Volgens de onderzoekers laten de nieuwe resultaten zien dat Majorana-fermionen kunnen worden geëxciteerd in een spin-vloeistoftoestand van een magnetische isolator. “Als je een manier kunt vinden om deze nieuwe quasideeltjes te manipuleren (wat overigens geen gemakkelijke taak zal zijn), kunnen in de toekomst fouttolerante topologische kwantumberekeningen worden gerealiseerd”, zegt Shibauchi.

In hun werk, dat wordt beschreven in Wetenschap Advancesmoesten de onderzoekers een relatief hoog magnetisch veld aanleggen om de Kitaev-spin-vloeistoftoestand te bereiken die het Majorana-gedrag herbergt. Ze zijn nu op zoek naar alternatieve materialen waarin de Majorana-staat zou kunnen verschijnen bij lagere of zelfs nulvelden. Emilio Cobanera, een natuurkundige aan de SUNY Polytechnisch Instituut in New York die niet bij het onderzoek betrokken was, is het ermee eens dat dergelijke materialen mogelijk zijn.

“Dankzij het speurwerk van Shibauchi en collega’s kunnen we de lagen van de stabiele fase van RuCl aan de lijst toevoegen3 met vertrouwen, en misschien ontwikkelen we eindelijk de experimentele technieken en vindingrijkheid om iedereen in veel andere materialen te onthullen”, zegt hij. “In hun werk moest het team onderscheid maken tussen twee exotische scenario’s: de fysica van het Kitaev-honingraatmodel aan de ene kant, een exact oplosbaar model van anyons, en een ander stukje nieuwe fysica, magnonen geassocieerd met topologisch niet-triviale bandstructuren. ”

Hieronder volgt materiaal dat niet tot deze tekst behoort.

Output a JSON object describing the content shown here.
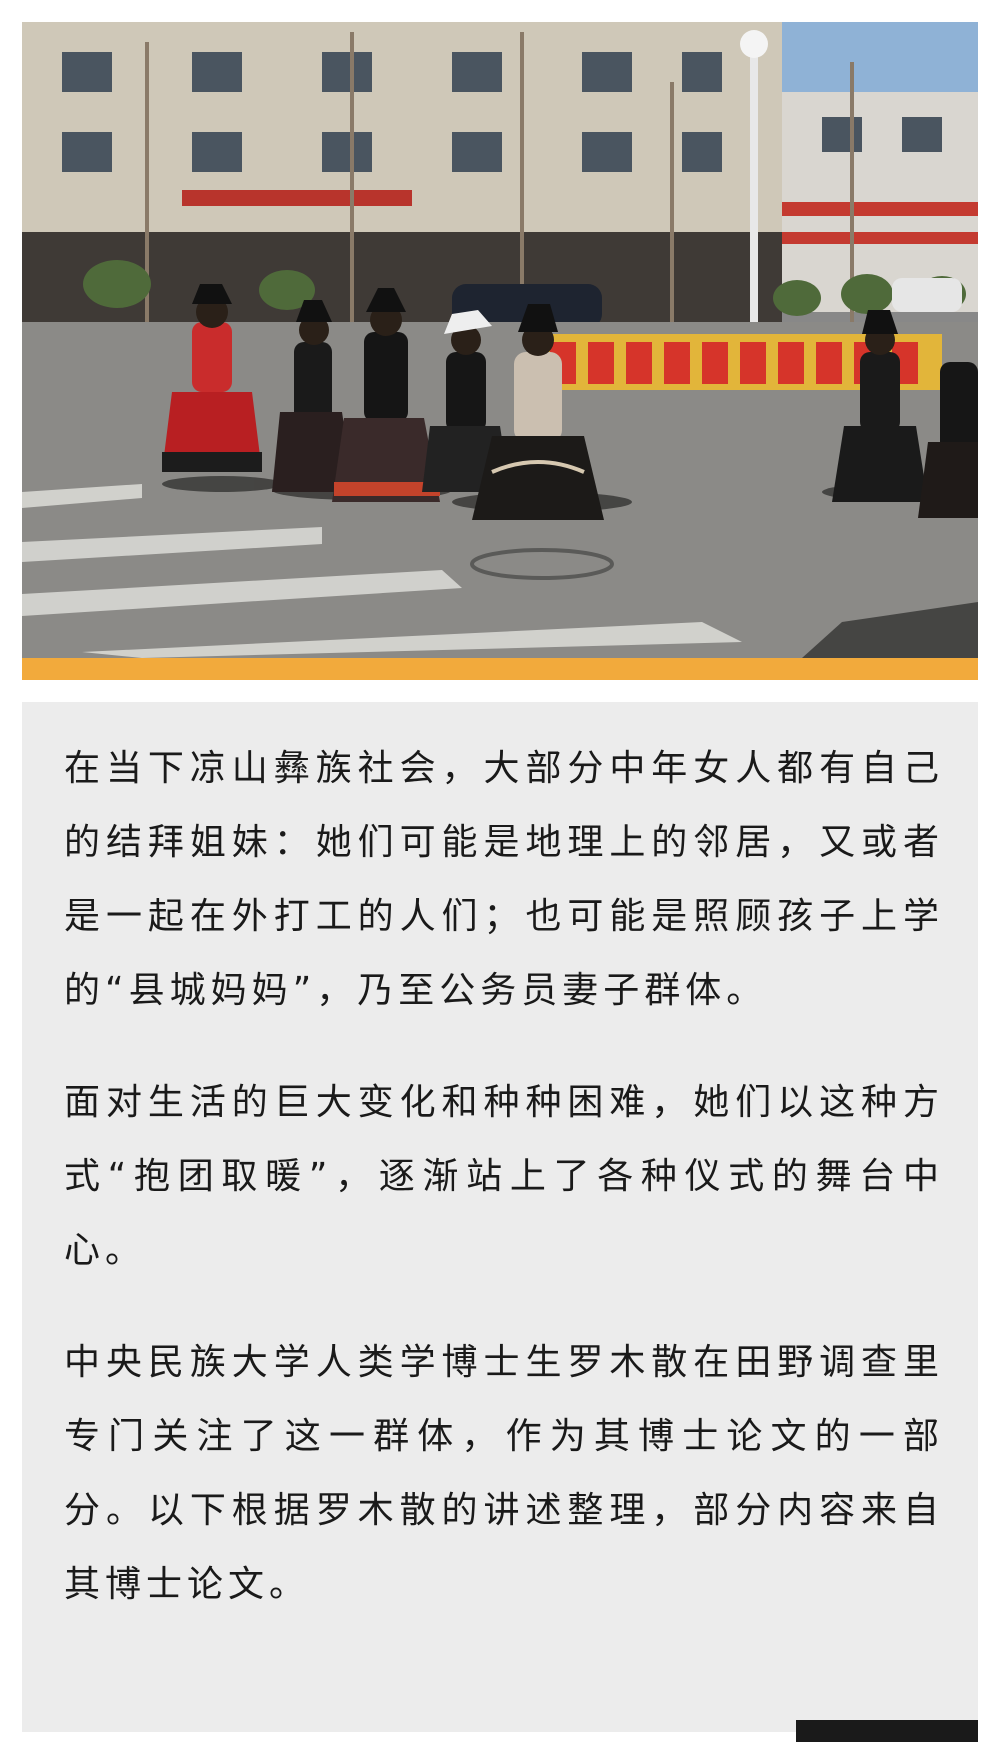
{
  "article": {
    "paragraphs": [
      "在当下凉山彝族社会，大部分中年女人都有自己的结拜姐妹：她们可能是地理上的邻居，又或者是一起在外打工的人们；也可能是照顾孩子上学的“县城妈妈”，乃至公务员妻子群体。",
      "面对生活的巨大变化和种种困难，她们以这种方式“抱团取暖”，逐渐站上了各种仪式的舞台中心。",
      "中央民族大学人类学博士生罗木散在田野调查里专门关注了这一群体，作为其博士论文的一部分。以下根据罗木散的讲述整理，部分内容来自其博士论文。"
    ]
  },
  "colors": {
    "accent": "#f2aa3c",
    "card_background": "#ececec",
    "corner_bar": "#1a1a1a",
    "body_text": "#1a1a1a"
  }
}
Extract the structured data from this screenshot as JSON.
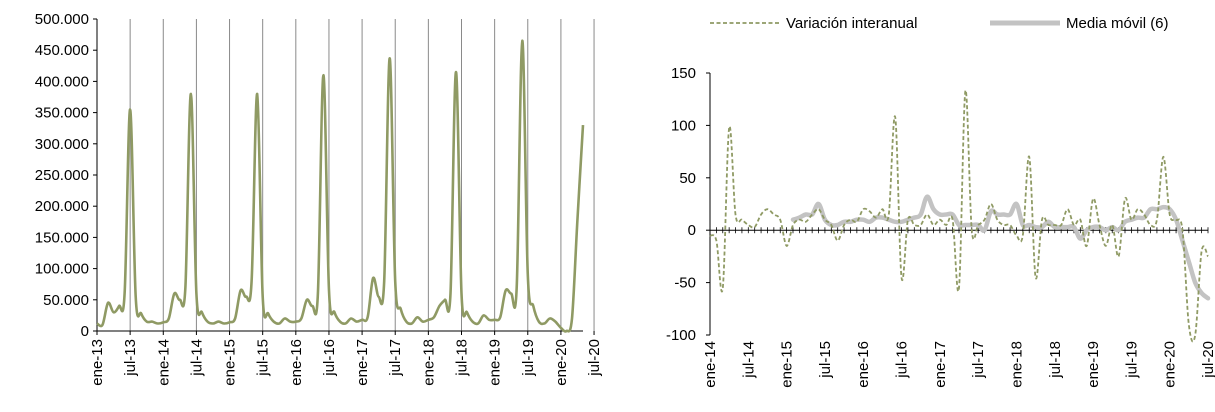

Cobanera wijst erop dat, zoals Shibauchi en collega's zelf opmerken, deze twee scenario's zeer verschillende voorspellingen zouden opleveren voor het gedrag van de thermische Hall-geleiding onder veranderingen in de richting van een aangelegd magnetisch veld in het vlak. Daarom volgden ze deze observatie met ultramoderne mesoscopische thermische metingen die, zegt Cobanera, duidelijk inconsistent zijn met een magnonische verklaring en semi-kwantitatief het scenario ondersteunen.